- Directed by: Claes Fellbom
- Written by: Claes Fellbom
- Produced by: Staffan Rydén [sv]
- Starring: Margareta Ridderstedt [sv], Niklas Ek [sv], Robert Grundin [sv]
- Music by: Giuseppe Verdi
- Release date: 1987;
- Running time: 95 minutes
- Languages: Italian, Swedish

= Aida (1987 film) =

1987 film

Aida is a 1987 Swedish movie, directed by Claes Fellbom. The film is based on Giuseppe Verdi's opera, Aida.

Robert Grundin sings the part of Radamès, and the role is played by dancer Niklas Ek. Marianne Myrsten sings the part of the high priestess, played by Françoise Drapier.
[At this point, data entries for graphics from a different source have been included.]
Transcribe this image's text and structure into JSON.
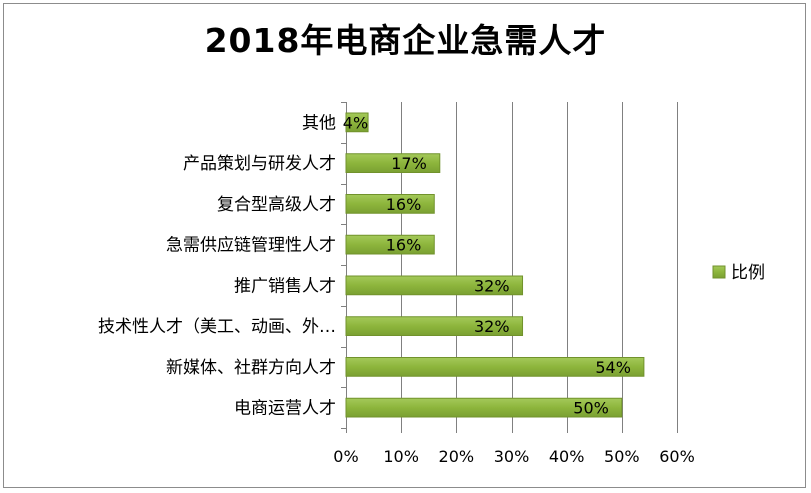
{
  "chart_data": {
    "type": "bar",
    "orientation": "horizontal",
    "title": "2018年电商企业急需人才",
    "categories": [
      "其他",
      "产品策划与研发人才",
      "复合型高级人才",
      "急需供应链管理性人才",
      "推广销售人才",
      "技术性人才（美工、动画、外…",
      "新媒体、社群方向人才",
      "电商运营人才"
    ],
    "series": [
      {
        "name": "比例",
        "values": [
          4,
          17,
          16,
          16,
          32,
          32,
          54,
          50
        ],
        "data_labels": [
          "4%",
          "17%",
          "16%",
          "16%",
          "32%",
          "32%",
          "54%",
          "50%"
        ],
        "color": "#8db53c"
      }
    ],
    "xlim": [
      0,
      60
    ],
    "x_ticks": [
      0,
      10,
      20,
      30,
      40,
      50,
      60
    ],
    "x_tick_labels": [
      "0%",
      "10%",
      "20%",
      "30%",
      "40%",
      "50%",
      "60%"
    ],
    "grid": "vertical",
    "legend": "right",
    "colors": {
      "bar_fill": "#8db53c",
      "bar_edge": "#71922c",
      "grid": "#808080",
      "border": "#8c8c8c"
    }
  }
}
Thomas Annmo is the voice of the Messenger, played by Lennart Håkansson. Kerstin Nerbe was responsible for reworking the music. The film is built on a performance at the Stockholm Folk Opera in 1985.

==Cast==
- Margareta Ridderstedt - Aida
- Niklas Ek - Radames
- Robert Grundin - voice of Radames
- Ingrid Tobiasson - Amneris
- Jan van der Schaaf - Amonasro
- Alf Häggstam - Ramfis
- Staffan Rydén - the King's spokesman
- Françoise Drapier - High priestess
- Marianne Myrsten - voice of the high priestess
- Lennart Håkansson - Messenger
- Thomas Annmo - voice of Messenger
- Heléne Perback - dancer
- Kristin Kåge - dancer
- Ann Lee - dancer
- Annika Listén - dancer
- Saeed Hooshidar - dancer
- Björn Wikström - dancer
- Ross - moderator

==Music==
- Aida, by composer Giuseppe Verdi
- Italian lyrics by Antonio Ghislanzoni and Swedish lyrics (1880) by Herbert Sundberg.